…VIENE DE PARTE I

La lluvia sigue cayendo con furia en el cuadrante de Finca 6. Parece increíble que el cielo guardara tanta agua y no se cansara de escupirla. Es el clima extremo que necesitan estos arbustos para crecer tan rápido y dar sus frutos suculentos, pero no dejo de pensar en la vida durísima de estos hombres, que cada día pasan de chapear y cortar en noche cerrada al sol que baja como cuchillo y al aguacero que anega todo pensamiento.

Henry Rojas ya me llevó a ver el campito de fútbol en medio del cuadrante, la pulpería donde duermen la siesta una veintena de productos de primera necesidad, enmohecidos de tedio, y la escuelita de la plantación, sin ventanas, la misma donde estudió él hace casi medio siglo. Llegamos a ver a otro de sus viejos amigos.

Claudio Barrantes Vargas parece más entero que Chepe Matarrita, con el pelo engominado y azabache. Está flaco y fibroso. Debe estarlo: nos abre la puerta una muchacha que podría ser su hija o hasta su nieta, pero es su nueva pareja. Claudio piensa que ante un periodista tiene que dejar bien parada a la compañía, así que se esmera en decir que lo tratan bien, como si estuviera en un hospital o una residencia.

«Nací en el 43, en Guanacaste, pero me vine pequeñito para Limón», dice Claudio casi en mi oído. Se escucha la lluvia muy fuerte, el viento, las gotas sobre el pasto recién cortado, en el borde de la plancha de cemento que rodea la casita.

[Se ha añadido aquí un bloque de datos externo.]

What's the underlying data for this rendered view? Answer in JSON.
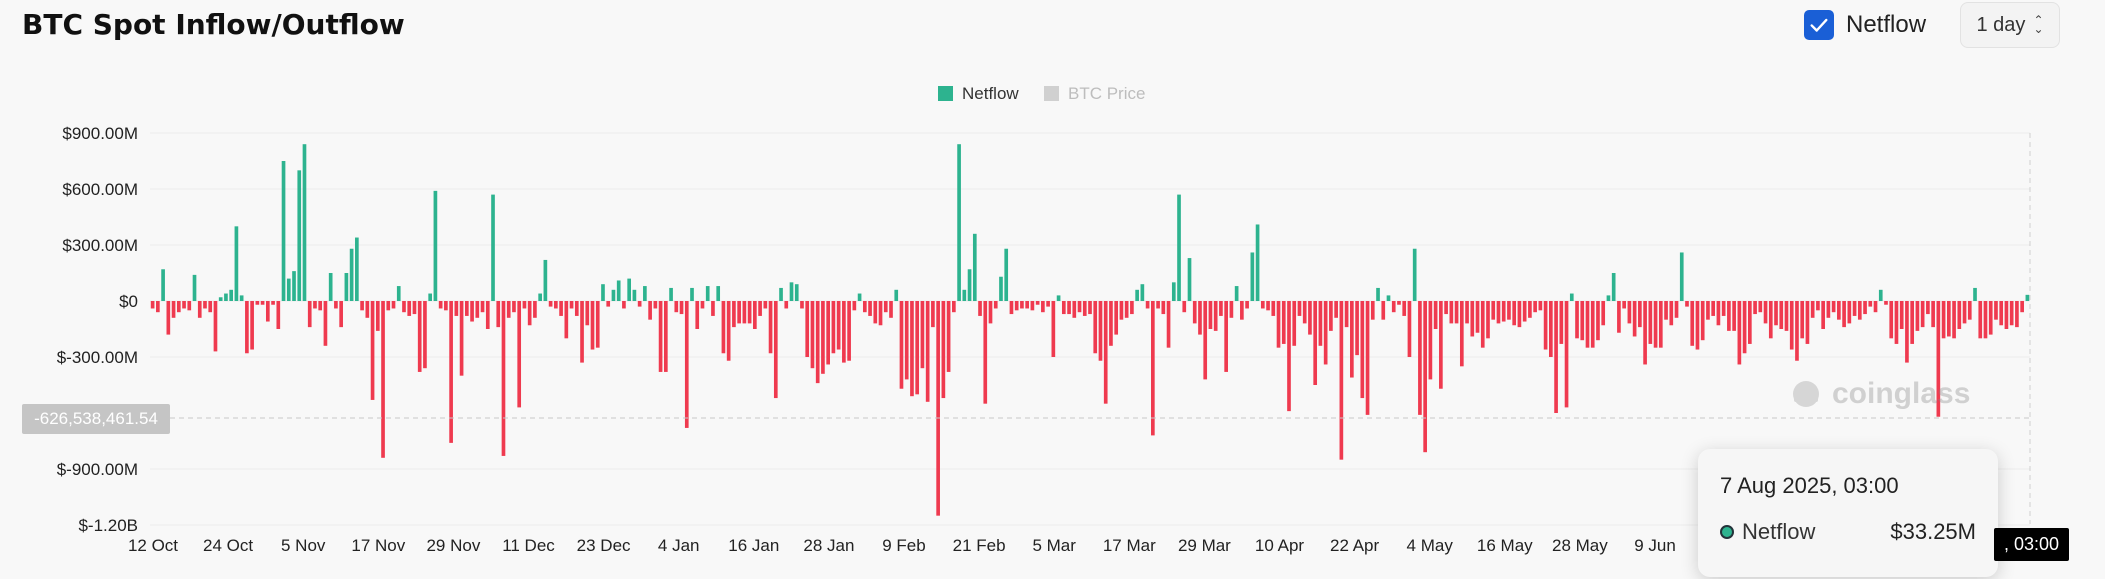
{
  "header": {
    "title": "BTC Spot Inflow/Outflow",
    "netflow_toggle_label": "Netflow",
    "netflow_checked": true,
    "interval_value": "1 day"
  },
  "colors": {
    "positive": "#2db38f",
    "negative": "#ef3a4f",
    "accent": "#1a5fd6"
  },
  "tooltip": {
    "date": "7 Aug 2025, 03:00",
    "series": "Netflow",
    "value": "$33.25M"
  },
  "crosshair": {
    "y_label": "-626,538,461.54",
    "x_label": ", 03:00"
  },
  "watermark": {
    "text": "coinglass",
    "icon": "coinglass-logo-icon"
  },
  "chart_data": {
    "type": "bar",
    "legend": [
      "Netflow",
      "BTC Price"
    ],
    "legend_active": [
      true,
      false
    ],
    "y_ticks": [
      "$900.00M",
      "$600.00M",
      "$300.00M",
      "$0",
      "$-300.00M",
      "$-900.00M",
      "$-1.20B"
    ],
    "ylim": [
      -1200,
      900
    ],
    "x_ticks": [
      "12 Oct",
      "24 Oct",
      "5 Nov",
      "17 Nov",
      "29 Nov",
      "11 Dec",
      "23 Dec",
      "4 Jan",
      "16 Jan",
      "28 Jan",
      "9 Feb",
      "21 Feb",
      "5 Mar",
      "17 Mar",
      "29 Mar",
      "10 Apr",
      "22 Apr",
      "4 May",
      "16 May",
      "28 May",
      "9 Jun"
    ],
    "unit": "million USD",
    "values": [
      -40,
      -60,
      170,
      -180,
      -90,
      -60,
      -40,
      -50,
      140,
      -90,
      -40,
      -60,
      -270,
      20,
      40,
      60,
      400,
      30,
      -280,
      -260,
      -20,
      -20,
      -110,
      -20,
      -150,
      750,
      120,
      160,
      700,
      840,
      -140,
      -40,
      -50,
      -240,
      150,
      -40,
      -140,
      150,
      280,
      340,
      -50,
      -90,
      -530,
      -160,
      -840,
      -50,
      -40,
      80,
      -60,
      -80,
      -70,
      -380,
      -360,
      40,
      590,
      -40,
      -50,
      -760,
      -80,
      -400,
      -80,
      -110,
      -90,
      -60,
      -150,
      570,
      -140,
      -830,
      -90,
      -60,
      -570,
      -40,
      -130,
      -90,
      40,
      220,
      -30,
      -40,
      -80,
      -200,
      -40,
      -80,
      -330,
      -130,
      -260,
      -250,
      90,
      -30,
      60,
      110,
      -40,
      120,
      60,
      -30,
      80,
      -100,
      -40,
      -380,
      -380,
      70,
      -60,
      -70,
      -680,
      70,
      -150,
      -40,
      80,
      -80,
      80,
      -280,
      -320,
      -140,
      -120,
      -120,
      -120,
      -150,
      -80,
      -40,
      -280,
      -520,
      70,
      -40,
      100,
      90,
      -40,
      -300,
      -360,
      -440,
      -390,
      -340,
      -280,
      -260,
      -330,
      -320,
      -50,
      40,
      -60,
      -80,
      -120,
      -130,
      -60,
      -90,
      60,
      -470,
      -420,
      -510,
      -500,
      -360,
      -540,
      -140,
      -1150,
      -520,
      -380,
      -60,
      840,
      60,
      170,
      360,
      -80,
      -550,
      -120,
      -40,
      130,
      280,
      -70,
      -50,
      -40,
      -40,
      -50,
      -20,
      -60,
      -30,
      -300,
      30,
      -70,
      -70,
      -90,
      -60,
      -80,
      -70,
      -280,
      -320,
      -550,
      -240,
      -180,
      -100,
      -90,
      -70,
      60,
      90,
      -40,
      -720,
      -40,
      -70,
      -250,
      100,
      570,
      -60,
      230,
      -120,
      -180,
      -420,
      -150,
      -160,
      -80,
      -380,
      -90,
      80,
      -100,
      -40,
      260,
      410,
      -40,
      -50,
      -80,
      -250,
      -230,
      -590,
      -240,
      -80,
      -120,
      -180,
      -450,
      -240,
      -340,
      -160,
      -90,
      -850,
      -140,
      -410,
      -290,
      -520,
      -610,
      -100,
      70,
      -100,
      30,
      -60,
      -20,
      -80,
      -300,
      280,
      -610,
      -810,
      -420,
      -150,
      -470,
      -70,
      -120,
      -120,
      -350,
      -120,
      -190,
      -170,
      -250,
      -200,
      -100,
      -120,
      -110,
      -100,
      -130,
      -140,
      -110,
      -90,
      -60,
      -50,
      -260,
      -300,
      -600,
      -230,
      -570,
      40,
      -200,
      -210,
      -250,
      -250,
      -210,
      -130,
      30,
      150,
      -170,
      -40,
      -120,
      -190,
      -140,
      -340,
      -230,
      -250,
      -250,
      -100,
      -130,
      -90,
      260,
      -30,
      -240,
      -260,
      -210,
      -100,
      -80,
      -130,
      -80,
      -160,
      -160,
      -340,
      -280,
      -230,
      -70,
      -60,
      -120,
      -200,
      -130,
      -150,
      -160,
      -260,
      -320,
      -200,
      -230,
      -90,
      -50,
      -150,
      -90,
      -60,
      -100,
      -140,
      -120,
      -80,
      -100,
      -70,
      -30,
      -60,
      60,
      -20,
      -200,
      -230,
      -150,
      -330,
      -230,
      -160,
      -140,
      -70,
      -140,
      -620,
      -200,
      -190,
      -200,
      -150,
      -120,
      -100,
      70,
      -200,
      -200,
      -180,
      -100,
      -130,
      -150,
      -130,
      -140,
      -60,
      33
    ]
  }
}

Claudio trabaja para Dole —todavía la llama la Standard, como todos— desde 1968. «Aquello era más diferente, era más barato todo», grita con nostalgia. La lluvia se puso todavía más bíblica. «Uno ganaba poquito, pero todas las fincas estaban llenas, había más gente, más poblado.»

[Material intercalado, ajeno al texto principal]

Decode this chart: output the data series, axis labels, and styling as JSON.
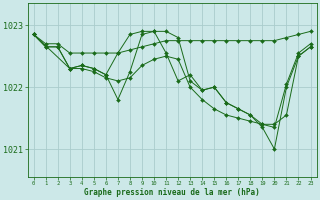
{
  "xlabel": "Graphe pression niveau de la mer (hPa)",
  "bg_color": "#cce8e8",
  "grid_color": "#aacccc",
  "line_color": "#1a6b1a",
  "xlim": [
    -0.5,
    23.5
  ],
  "ylim": [
    1020.55,
    1023.35
  ],
  "yticks": [
    1021,
    1022,
    1023
  ],
  "xticks": [
    0,
    1,
    2,
    3,
    4,
    5,
    6,
    7,
    8,
    9,
    10,
    11,
    12,
    13,
    14,
    15,
    16,
    17,
    18,
    19,
    20,
    21,
    22,
    23
  ],
  "series": [
    {
      "x": [
        0,
        1,
        2,
        3,
        4,
        5,
        6,
        7,
        8,
        9,
        10,
        11,
        12,
        13,
        14,
        15,
        16,
        17,
        18,
        19,
        20,
        21,
        22,
        23
      ],
      "y": [
        1022.85,
        1022.7,
        1022.7,
        1022.55,
        1022.55,
        1022.55,
        1022.55,
        1022.55,
        1022.6,
        1022.65,
        1022.7,
        1022.75,
        1022.75,
        1022.75,
        1022.75,
        1022.75,
        1022.75,
        1022.75,
        1022.75,
        1022.75,
        1022.75,
        1022.8,
        1022.85,
        1022.9
      ]
    },
    {
      "x": [
        0,
        1,
        2,
        3,
        4,
        5,
        6,
        7,
        8,
        9,
        10,
        11,
        12,
        13,
        14,
        15,
        16,
        17,
        18,
        19,
        20,
        21,
        22,
        23
      ],
      "y": [
        1022.85,
        1022.65,
        1022.65,
        1022.3,
        1022.35,
        1022.3,
        1022.2,
        1021.8,
        1022.25,
        1022.85,
        1022.9,
        1022.9,
        1022.8,
        1022.1,
        1021.95,
        1022.0,
        1021.75,
        1021.65,
        1021.55,
        1021.35,
        1021.0,
        1022.0,
        1022.5,
        1022.65
      ]
    },
    {
      "x": [
        0,
        1,
        2,
        3,
        4,
        5,
        6,
        7,
        8,
        9,
        10,
        11,
        12,
        13,
        14,
        15,
        16,
        17,
        18,
        19,
        20,
        21,
        22,
        23
      ],
      "y": [
        1022.85,
        1022.65,
        1022.65,
        1022.3,
        1022.35,
        1022.3,
        1022.2,
        1022.55,
        1022.85,
        1022.9,
        1022.9,
        1022.55,
        1022.1,
        1022.2,
        1021.95,
        1022.0,
        1021.75,
        1021.65,
        1021.55,
        1021.4,
        1021.35,
        1022.05,
        1022.55,
        1022.7
      ]
    },
    {
      "x": [
        0,
        3,
        4,
        5,
        6,
        7,
        8,
        9,
        10,
        11,
        12,
        13,
        14,
        15,
        16,
        17,
        18,
        19,
        20,
        21,
        22,
        23
      ],
      "y": [
        1022.85,
        1022.3,
        1022.3,
        1022.25,
        1022.15,
        1022.1,
        1022.15,
        1022.35,
        1022.45,
        1022.5,
        1022.45,
        1022.0,
        1021.8,
        1021.65,
        1021.55,
        1021.5,
        1021.45,
        1021.4,
        1021.4,
        1021.55,
        1022.5,
        1022.65
      ]
    }
  ]
}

Me cuenta de la llena de 1970, de cómo se inundó todo, y al escuchar el retumbar cercano de los truenos, me temo lo peor. Pero es lo normal aquí.

Pese a su nostalgia del pasado, Claudio Barrantes piensa que «ahora lo consideran mejor a uno, correr era más antes, por contrato, pero ahora a la fruta hay que tratarla como una persona, no se quiere que se maltrate. Y así lo dicen los jefes, y cuanto mejor el banano, más dinero. Gracias a Dios estamos aquí, y contribuimos a que todo sea mejor…»

—¿Y Ud. está conforme?

—Lo motivan a uno, está contento, cada día lo miran mejor a uno, lo motivan para que el trabajador no se sienta mal…

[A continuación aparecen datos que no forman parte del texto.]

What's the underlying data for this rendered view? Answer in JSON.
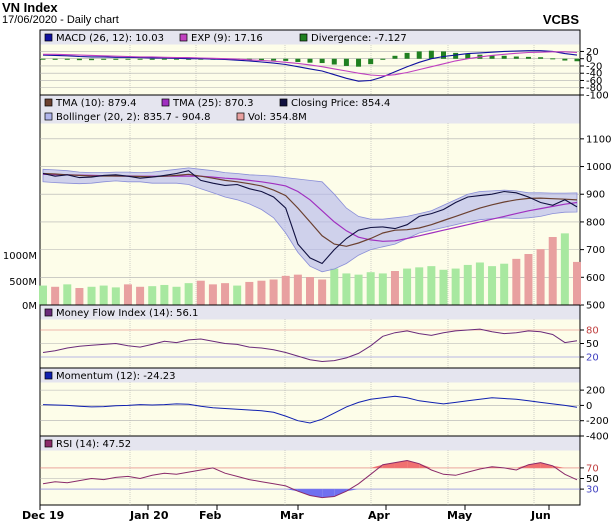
{
  "header": {
    "title": "VN Index",
    "subtitle": "17/06/2020 - Daily chart",
    "source": "VCBS"
  },
  "colors": {
    "plot_bg": "#fdfde9",
    "legend_bg": "#e5e5ef",
    "grid": "#b0b0b0",
    "macd": "#1010a0",
    "exp": "#c040c0",
    "divergence": "#208020",
    "tma10": "#6b4030",
    "tma25": "#a030c0",
    "close": "#101040",
    "bollinger": "#b0b4ec",
    "vol_up": "#a8e8a0",
    "vol_down": "#e8a0a0",
    "mfi": "#6a2a7a",
    "momentum": "#1020b0",
    "rsi": "#8a2a6a",
    "rsi_fill_top": "#f07070",
    "rsi_fill_bottom": "#7070f0",
    "guide_line": "#e07070",
    "guide_line_low": "#7070e0"
  },
  "chart_data": [
    {
      "type": "bar",
      "panel": "macd",
      "legend": [
        "MACD (26, 12): 10.03",
        "EXP (9): 17.16",
        "Divergence: -7.127"
      ],
      "y_ticks": [
        20,
        0,
        -20,
        -40,
        -60,
        -80,
        -100
      ],
      "ylim": [
        -100,
        35
      ],
      "macd": [
        10,
        9,
        8,
        6,
        5,
        5,
        4,
        4,
        3,
        2,
        2,
        1,
        0,
        0,
        -1,
        -2,
        -4,
        -6,
        -9,
        -12,
        -16,
        -22,
        -28,
        -34,
        -44,
        -54,
        -62,
        -60,
        -50,
        -36,
        -22,
        -10,
        0,
        6,
        10,
        14,
        16,
        18,
        20,
        21,
        22,
        22,
        20,
        14,
        10
      ],
      "exp": [
        12,
        12,
        11,
        10,
        9,
        8,
        7,
        6,
        5,
        5,
        4,
        3,
        3,
        2,
        1,
        0,
        -1,
        -3,
        -5,
        -7,
        -10,
        -13,
        -17,
        -22,
        -28,
        -34,
        -40,
        -45,
        -47,
        -44,
        -38,
        -30,
        -22,
        -14,
        -6,
        0,
        5,
        9,
        12,
        15,
        17,
        18,
        19,
        19,
        17
      ],
      "divergence": [
        -2,
        -3,
        -3,
        -4,
        -4,
        -3,
        -3,
        -2,
        -2,
        -3,
        -2,
        -2,
        -3,
        -2,
        -2,
        -2,
        -3,
        -3,
        -4,
        -5,
        -6,
        -9,
        -11,
        -12,
        -16,
        -20,
        -22,
        -15,
        -3,
        8,
        16,
        20,
        22,
        20,
        16,
        14,
        11,
        9,
        8,
        6,
        5,
        4,
        1,
        -5,
        -7
      ]
    },
    {
      "type": "line",
      "panel": "price",
      "legend": [
        "TMA (10): 879.4",
        "TMA (25): 870.3",
        "Closing Price: 854.4",
        "Bollinger (20, 2): 835.7 - 904.8",
        "Vol: 354.8M"
      ],
      "y_ticks": [
        1100,
        1000,
        900,
        800,
        700,
        600,
        500
      ],
      "vol_ticks": [
        "1000M",
        "500M",
        "0M"
      ],
      "ylim": [
        500,
        1150
      ],
      "vol_max": 1400,
      "close": [
        975,
        965,
        970,
        960,
        962,
        968,
        970,
        965,
        958,
        962,
        968,
        975,
        985,
        950,
        940,
        932,
        935,
        920,
        910,
        890,
        850,
        720,
        670,
        650,
        700,
        740,
        770,
        780,
        782,
        776,
        790,
        820,
        830,
        845,
        870,
        890,
        895,
        900,
        910,
        905,
        890,
        870,
        860,
        880,
        854.4
      ],
      "tma10": [
        975,
        973,
        970,
        968,
        966,
        966,
        966,
        965,
        964,
        963,
        965,
        968,
        972,
        965,
        958,
        950,
        945,
        938,
        930,
        915,
        895,
        850,
        800,
        750,
        720,
        712,
        724,
        740,
        760,
        770,
        772,
        778,
        790,
        805,
        820,
        835,
        850,
        862,
        872,
        880,
        885,
        886,
        884,
        882,
        879.4
      ],
      "tma25": [
        972,
        971,
        970,
        969,
        968,
        967,
        966,
        966,
        965,
        965,
        965,
        965,
        966,
        965,
        962,
        958,
        955,
        950,
        945,
        938,
        930,
        910,
        880,
        840,
        800,
        768,
        745,
        735,
        730,
        732,
        740,
        750,
        760,
        770,
        780,
        790,
        800,
        810,
        820,
        830,
        840,
        848,
        856,
        864,
        870.3
      ],
      "bb_upper": [
        990,
        988,
        985,
        980,
        978,
        978,
        980,
        980,
        978,
        980,
        985,
        990,
        995,
        990,
        985,
        978,
        975,
        970,
        968,
        965,
        960,
        955,
        950,
        945,
        900,
        850,
        820,
        810,
        810,
        815,
        820,
        830,
        840,
        860,
        880,
        900,
        910,
        912,
        915,
        912,
        905,
        905,
        904,
        904,
        904.8
      ],
      "bb_lower": [
        945,
        942,
        940,
        938,
        940,
        945,
        948,
        945,
        945,
        940,
        940,
        940,
        935,
        920,
        905,
        890,
        880,
        865,
        845,
        815,
        760,
        690,
        640,
        620,
        630,
        650,
        680,
        700,
        710,
        720,
        740,
        760,
        770,
        780,
        790,
        800,
        808,
        812,
        815,
        812,
        815,
        820,
        830,
        835,
        835.7
      ],
      "volume": [
        160,
        150,
        170,
        140,
        150,
        160,
        145,
        170,
        150,
        155,
        165,
        150,
        180,
        200,
        170,
        180,
        160,
        190,
        200,
        210,
        240,
        250,
        230,
        210,
        300,
        260,
        250,
        270,
        260,
        280,
        300,
        310,
        320,
        290,
        300,
        330,
        350,
        320,
        340,
        380,
        420,
        460,
        560,
        590,
        354.8
      ]
    },
    {
      "type": "line",
      "panel": "mfi",
      "legend": [
        "Money Flow Index (14): 56.1"
      ],
      "y_ticks": [
        80,
        50,
        20
      ],
      "ylim": [
        0,
        100
      ],
      "values": [
        30,
        34,
        40,
        44,
        46,
        48,
        50,
        45,
        42,
        48,
        55,
        52,
        58,
        60,
        55,
        50,
        48,
        42,
        40,
        36,
        30,
        22,
        14,
        10,
        12,
        18,
        28,
        45,
        66,
        74,
        78,
        72,
        68,
        74,
        78,
        80,
        82,
        76,
        72,
        74,
        78,
        76,
        70,
        52,
        56.1
      ]
    },
    {
      "type": "line",
      "panel": "momentum",
      "legend": [
        "Momentum (12): -24.23"
      ],
      "y_ticks": [
        200,
        0,
        -200,
        -400
      ],
      "ylim": [
        -400,
        280
      ],
      "values": [
        10,
        5,
        0,
        -10,
        -20,
        -15,
        -5,
        0,
        10,
        5,
        10,
        20,
        15,
        -10,
        -30,
        -40,
        -50,
        -60,
        -70,
        -90,
        -140,
        -200,
        -230,
        -180,
        -100,
        -20,
        40,
        80,
        100,
        120,
        100,
        60,
        40,
        20,
        40,
        60,
        80,
        100,
        90,
        80,
        60,
        40,
        20,
        0,
        -24.23
      ]
    },
    {
      "type": "line",
      "panel": "rsi",
      "legend": [
        "RSI (14): 47.52"
      ],
      "y_ticks": [
        70,
        50,
        30
      ],
      "ylim": [
        0,
        100
      ],
      "values": [
        40,
        44,
        42,
        46,
        50,
        48,
        52,
        54,
        50,
        56,
        60,
        58,
        62,
        66,
        70,
        60,
        54,
        48,
        44,
        40,
        36,
        26,
        18,
        14,
        16,
        26,
        40,
        58,
        76,
        80,
        84,
        78,
        66,
        58,
        56,
        62,
        68,
        72,
        70,
        66,
        76,
        80,
        74,
        58,
        47.52
      ]
    }
  ],
  "x_axis": {
    "labels": [
      "Dec 19",
      "Jan 20",
      "Feb",
      "Mar",
      "Apr",
      "May",
      "Jun"
    ]
  }
}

Claudio Barrantes trabaja de seis de la mañana a dos de la tarde, de lunes a sábado. Y se contenta con que no lo hagan chapear ni acarrear banano, los trabajos más duros. Él corta las hojas que están malas con una cuchilla. Le pagan a la quincena entre 80.000 y 90.000 colones, unos 150 euros.

—Y de eso le doy un poco a la asociación solidarista, para ahorrar—, me explica.

—¿En esta finca hay sindicato?—, le pregunto.

—No, no hay. Antes había. Ahora sólo solidarista hay.

Las asociaciones solidaristas, un invento de un visionario embajador estadounidense, consisten en que empleados y empleadores aporten a un fondo de ayuda social y actividades lúdicas. No tiene nada que ver con los viejos sindicatos. Tal vez por eso ganó la guerra. Un trueno fortísimo hace vibrar las ventanas y me sobresalta. Claudio sigue como si nada.

—La solidarista hace fiestas para los que son solteros, por ahí se escapa algún casado. Las chicas ahora vienen el miércoles, día de pago, y se van el mismo jueves. Antes venían y se quedaban sábado para la fiesta, domingo, hasta lunes y martes. Hoy ya no.

Las chicas. No hace falta preguntar nada más. Pienso que es una forma como cualquier otra de medir la crisis económica.

Al salir para nuestra próxima entrevista, me quedo con una sensación agridulce. Claudio parece un hombre entero, digno, pero recita todo sin énfasis, como un burócrata del banano. A Chepe se nota que todo le duele, desde los años hasta el tener que seguir chapeando hasta los traumas de la infancia. Pienso en las formas de vivir esta durísima vejez en el bananal, tener que elegir entre la insensibilidad o la derrota. ¿Ellos lo sienten así? Seguro que no.

Qué difícil que es meterse en la piel del otro.

—¿Ves?—, me dice Henry, cuando cruzamos la vía y nos metemos en la pulpería del chino, con la lluvia ya amainando—. Este es el mundo de mi papá, el mundo del enclave bananero.

4. Entender el imperio bananero en su versión «por las buenas»

Muchos escribieron de las matanzas, golpes de estado y cambios de presidentes promovidos por la United Fruit en Guatemala, en Colombia o en Honduras. El Imperio en su versión «por las malas».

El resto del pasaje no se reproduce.